Hank Paulson, Ben Bernanke and Tim Geithner during the Brookings Institution discussion.
The so-called living wills that the largest banks have to submit every year would not work in a financial panic, said Timothy Geithner and Ben Bernanke on Wednesday.
Living wills are plans to unwind a failing bank without government aid.
These plans would only work if the financial sector was relatively stable, the two former policymakers said.
“If the rest of the system was broadly OK, I think the [living wills] would work,” Bernanke, the former Fed chairman, said.
Bernanke and Geithner, a Treasury secretary in the Obama administration and formerly president of the New York Fed, discussed sources of future financial instability and the lessons form the financial crisis with another former Treasury Secretary Henry Paulson at a Brookings Institution event.
Geithner called the effort to combat financial instability a “forever war.”
Paulson said despite the dysfunction in politics, he remained optimistic that Washington would be able to rescue the economy again if there was another crisis.
The three policymakers all expressed regret that the American public still has profound doubts over the steps taken to protect the financial system in 2008-2010.
Geithner said that, during the heat of the crisis, his wife would look at him across the breakfast table with “a mix of despair and doubt,” that was later mirrored by the general public.
“We didn’t persuade the country that what we were doing was necessary,” Bernanke said.
Paulson agreed, saying the American people remain convinced that the $700 billion bailout was, in essence, a “reward for the arsonist.”
“People don’t like banks and during financial crises they really don’t like banks,” Paulson said.
However, Bernanke said he didn’t agree with the conventional wisdom that the source of populism now seen in American politics began in the wake of the fall of Lehman Brothers, a pivot point in the crisis.
“People have been saying the country was going in the wrong direction for the past 40 years,” he said.
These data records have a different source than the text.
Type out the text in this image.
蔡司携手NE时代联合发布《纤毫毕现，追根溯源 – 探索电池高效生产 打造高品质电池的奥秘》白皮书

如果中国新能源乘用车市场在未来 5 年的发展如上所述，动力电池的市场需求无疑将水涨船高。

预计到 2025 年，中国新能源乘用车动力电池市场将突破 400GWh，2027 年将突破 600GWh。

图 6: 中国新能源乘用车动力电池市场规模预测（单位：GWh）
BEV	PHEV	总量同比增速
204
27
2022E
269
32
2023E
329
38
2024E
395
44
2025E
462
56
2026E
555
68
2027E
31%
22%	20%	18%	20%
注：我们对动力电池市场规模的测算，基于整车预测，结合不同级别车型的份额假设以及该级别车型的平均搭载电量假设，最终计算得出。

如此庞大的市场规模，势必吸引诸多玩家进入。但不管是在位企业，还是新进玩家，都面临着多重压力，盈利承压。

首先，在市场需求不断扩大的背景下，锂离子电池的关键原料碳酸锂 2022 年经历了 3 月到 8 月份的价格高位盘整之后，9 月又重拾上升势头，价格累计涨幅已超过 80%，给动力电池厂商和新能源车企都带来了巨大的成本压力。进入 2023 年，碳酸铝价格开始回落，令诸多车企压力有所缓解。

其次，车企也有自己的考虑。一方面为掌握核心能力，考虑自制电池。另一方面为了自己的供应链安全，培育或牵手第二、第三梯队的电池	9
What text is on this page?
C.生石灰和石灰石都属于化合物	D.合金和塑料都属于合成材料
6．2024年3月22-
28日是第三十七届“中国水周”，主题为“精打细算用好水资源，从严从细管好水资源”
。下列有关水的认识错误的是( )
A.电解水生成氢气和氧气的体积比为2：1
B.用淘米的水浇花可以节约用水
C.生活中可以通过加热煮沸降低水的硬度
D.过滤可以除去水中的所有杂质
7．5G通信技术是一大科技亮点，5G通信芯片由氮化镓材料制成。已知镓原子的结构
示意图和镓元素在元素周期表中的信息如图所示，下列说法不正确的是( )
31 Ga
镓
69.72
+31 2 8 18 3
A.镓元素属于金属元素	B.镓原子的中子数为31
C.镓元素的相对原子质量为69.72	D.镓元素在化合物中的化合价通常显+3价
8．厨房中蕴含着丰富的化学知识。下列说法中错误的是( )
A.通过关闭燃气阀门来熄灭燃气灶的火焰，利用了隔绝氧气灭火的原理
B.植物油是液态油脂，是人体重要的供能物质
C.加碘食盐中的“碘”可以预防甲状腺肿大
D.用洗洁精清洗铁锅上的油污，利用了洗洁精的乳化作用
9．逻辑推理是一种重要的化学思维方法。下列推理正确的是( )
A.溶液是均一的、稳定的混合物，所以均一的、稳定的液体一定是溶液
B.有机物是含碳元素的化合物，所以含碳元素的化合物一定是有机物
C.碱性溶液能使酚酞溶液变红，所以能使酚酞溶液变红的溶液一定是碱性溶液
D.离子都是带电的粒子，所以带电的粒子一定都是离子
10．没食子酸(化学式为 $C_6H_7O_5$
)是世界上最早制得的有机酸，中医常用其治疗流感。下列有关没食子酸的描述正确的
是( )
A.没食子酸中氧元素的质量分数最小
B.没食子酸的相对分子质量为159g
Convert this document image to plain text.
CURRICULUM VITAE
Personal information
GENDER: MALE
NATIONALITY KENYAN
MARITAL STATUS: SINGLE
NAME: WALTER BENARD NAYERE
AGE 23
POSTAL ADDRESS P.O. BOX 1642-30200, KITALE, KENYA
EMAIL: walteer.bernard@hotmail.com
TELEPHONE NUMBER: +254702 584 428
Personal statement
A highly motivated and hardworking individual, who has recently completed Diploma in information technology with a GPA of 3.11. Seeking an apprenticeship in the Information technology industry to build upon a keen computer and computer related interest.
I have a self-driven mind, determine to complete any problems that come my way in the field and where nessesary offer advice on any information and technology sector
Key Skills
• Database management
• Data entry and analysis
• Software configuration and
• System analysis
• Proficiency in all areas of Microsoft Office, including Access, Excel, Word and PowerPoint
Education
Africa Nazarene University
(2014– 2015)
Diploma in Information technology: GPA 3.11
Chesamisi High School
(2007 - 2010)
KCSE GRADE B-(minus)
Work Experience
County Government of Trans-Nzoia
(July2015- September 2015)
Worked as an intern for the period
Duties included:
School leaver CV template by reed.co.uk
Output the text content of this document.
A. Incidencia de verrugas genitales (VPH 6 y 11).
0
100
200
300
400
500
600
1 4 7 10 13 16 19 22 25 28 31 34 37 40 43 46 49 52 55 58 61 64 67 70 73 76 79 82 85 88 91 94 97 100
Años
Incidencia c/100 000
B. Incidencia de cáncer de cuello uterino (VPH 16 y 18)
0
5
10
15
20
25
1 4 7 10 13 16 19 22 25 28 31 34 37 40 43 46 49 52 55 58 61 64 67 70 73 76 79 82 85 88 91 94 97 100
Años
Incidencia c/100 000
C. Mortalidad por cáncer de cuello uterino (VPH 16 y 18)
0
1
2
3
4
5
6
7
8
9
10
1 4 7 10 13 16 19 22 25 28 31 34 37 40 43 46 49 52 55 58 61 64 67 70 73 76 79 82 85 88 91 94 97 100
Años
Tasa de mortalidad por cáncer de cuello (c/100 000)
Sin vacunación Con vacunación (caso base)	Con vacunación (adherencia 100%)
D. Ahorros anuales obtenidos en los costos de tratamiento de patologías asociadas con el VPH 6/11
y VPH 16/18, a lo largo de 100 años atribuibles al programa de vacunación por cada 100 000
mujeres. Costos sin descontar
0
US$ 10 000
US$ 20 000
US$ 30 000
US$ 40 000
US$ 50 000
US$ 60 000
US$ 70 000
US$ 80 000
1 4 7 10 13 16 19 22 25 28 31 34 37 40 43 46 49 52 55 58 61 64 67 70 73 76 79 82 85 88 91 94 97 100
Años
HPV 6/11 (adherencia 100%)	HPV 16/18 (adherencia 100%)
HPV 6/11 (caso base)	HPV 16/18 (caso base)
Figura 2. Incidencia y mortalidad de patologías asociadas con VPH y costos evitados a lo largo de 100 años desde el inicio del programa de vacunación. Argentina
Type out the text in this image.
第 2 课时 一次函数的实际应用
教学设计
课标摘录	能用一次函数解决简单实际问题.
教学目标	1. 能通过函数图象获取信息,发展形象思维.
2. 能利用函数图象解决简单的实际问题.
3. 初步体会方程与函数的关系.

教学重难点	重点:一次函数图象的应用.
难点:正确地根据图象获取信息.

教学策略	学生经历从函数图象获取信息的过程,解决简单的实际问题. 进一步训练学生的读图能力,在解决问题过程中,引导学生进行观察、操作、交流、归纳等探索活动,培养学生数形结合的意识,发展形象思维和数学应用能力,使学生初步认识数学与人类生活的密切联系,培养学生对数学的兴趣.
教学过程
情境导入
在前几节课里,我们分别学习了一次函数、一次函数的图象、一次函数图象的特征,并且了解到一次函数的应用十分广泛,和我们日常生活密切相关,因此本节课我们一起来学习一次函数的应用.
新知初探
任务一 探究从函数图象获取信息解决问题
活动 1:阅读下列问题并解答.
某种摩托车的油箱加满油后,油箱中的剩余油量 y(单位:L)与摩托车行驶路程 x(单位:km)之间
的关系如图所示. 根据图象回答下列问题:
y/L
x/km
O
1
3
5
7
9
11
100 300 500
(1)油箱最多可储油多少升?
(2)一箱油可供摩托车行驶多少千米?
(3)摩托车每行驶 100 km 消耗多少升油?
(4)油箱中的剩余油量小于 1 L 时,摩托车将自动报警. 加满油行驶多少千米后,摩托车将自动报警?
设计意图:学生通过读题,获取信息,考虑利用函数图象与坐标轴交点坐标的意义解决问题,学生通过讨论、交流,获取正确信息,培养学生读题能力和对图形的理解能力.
Slow social mobility and rising inequality have their roots in the economy well before 2008, he said.
The three leaders again defended their decision to push Lehman Brothers to declare bankruptcy in September 2008.
“The Fed alone had no option to save [Lehman] by lending,” Geithner said.
Bernanke said the decision over lending to Lehman was never a “narrow legal judgement” but a broader question of whether it was feasible to save the broker-dealer.
Giving Lehman a loan would only have sustained the company for a few days, he said.